TRIBUNNEWS.COM - Pengakuan seorang istri di Karawang, Jawa Barat yang dituntut satu tahun penjara lantaran memarahi suaminya pulang dalam keadaan mabuk, viral di media sosial.
Diketahui, sang istri dituntut satu tahun penjara karena terbukti melakukan Kekerasan Dalam Rumah Tangga (KDRT) secara psikis.
Kasus ini menyita perhatian publik dan menimbulkan pertanyaan bagaimana bisa hanya memarahi pasangan bisa berujung pidana.
Terkait hal itu, advokat sekaligus Ketua Young Lawyers DPC Peradi Surakarta, T Priyanggo Tri Saputro mengatakan setiap jenis KDRT termasuk kekerasan verbal bisa saja dilaporkan.
Baca juga: Valencya yang Dituntut 1 Tahun Bui karena Marahi Suami Dapat Ancaman: Biar Saja, Saya Pasrah
Namun, menurut dia, perkara KDRT perlu dilakukan analisis penegak hukum mendalam apakah kasus bisa diselesaikan tanpa jalur meja hijau.
"Apakah kondisi seperti itu dijadikan suatu permasalahan hukum atau perkara pidana?
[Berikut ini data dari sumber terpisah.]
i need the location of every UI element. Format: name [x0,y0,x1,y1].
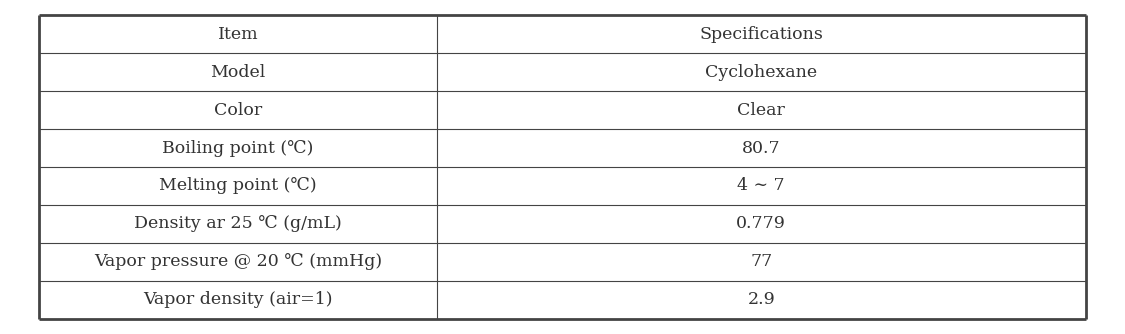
Text: 0.779: 0.779 [737,215,786,232]
Text: Cyclohexane: Cyclohexane [705,63,818,80]
Text: Specifications: Specifications [700,25,824,42]
Text: 77: 77 [750,254,773,271]
Text: 4 ∼ 7: 4 ∼ 7 [738,177,785,194]
Text: Melting point (℃): Melting point (℃) [160,177,317,194]
Text: Boiling point (℃): Boiling point (℃) [162,140,314,157]
Text: Clear: Clear [737,102,785,119]
Text: Vapor pressure @ 20 ℃ (mmHg): Vapor pressure @ 20 ℃ (mmHg) [94,254,382,271]
Text: Model: Model [210,63,266,80]
Text: Color: Color [214,102,262,119]
Text: Item: Item [218,25,259,42]
Text: Vapor density (air=1): Vapor density (air=1) [143,292,333,309]
Text: Density ar 25 ℃ (g/mL): Density ar 25 ℃ (g/mL) [134,215,342,232]
Text: 2.9: 2.9 [747,292,775,309]
Text: 80.7: 80.7 [742,140,781,157]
Tentu dari sudut pandang mana dulu kita bisa melihat."
"Berbicara terkait materi tentu bisa dilaporkan, namun apakah itu nanti layak disidangkan atau tidak. Ini yang akan menjadi analisa berikutnya," kata Angga dalam program Kacamata Hukum Tribunnews.com, Senin (22/11/2021).
Angga menjelaskan KDRT termasuk dalam delik pidana aduan, yang artinya hanya korban saja yang berhak melaporkannya ke kepolisian.
Sifat delik ini membuat terkadang kasus KDRT tidak menjadi konsumsi publik.
Baca juga: Soal Kasus Istri Dituntut Penjara karena Marahi Suami, Komnas Perempuan Singgung Restorative Justice
Dari kasus istri dituntutn penjara karena memarahi suami, Angga menilai semestinya ada solusi lain yang dilakukan penegak hukum selain jalur pengadilan.
Ia menekankan pentingnya restorative justice yang bisa dilakukan para penegak hukum.
Baik itu, dari advokat yang mendamping pelapor maupun terlapor hingga majelis hakim.
"Catur wangsa meliputi advokat, penyidik atau dari kepolisian, jaksa penuntut umum,kemudian hakim. Inilah 4 pilar bisa mencoba memberi solusi baik itu kepada terlapor maupun pelapor, seberapa berat efek dari KDRT."
"Ketika efek KDRT cenderung kepada efek yang ringan, kenapa tidak lebih menggunakan restorative justice."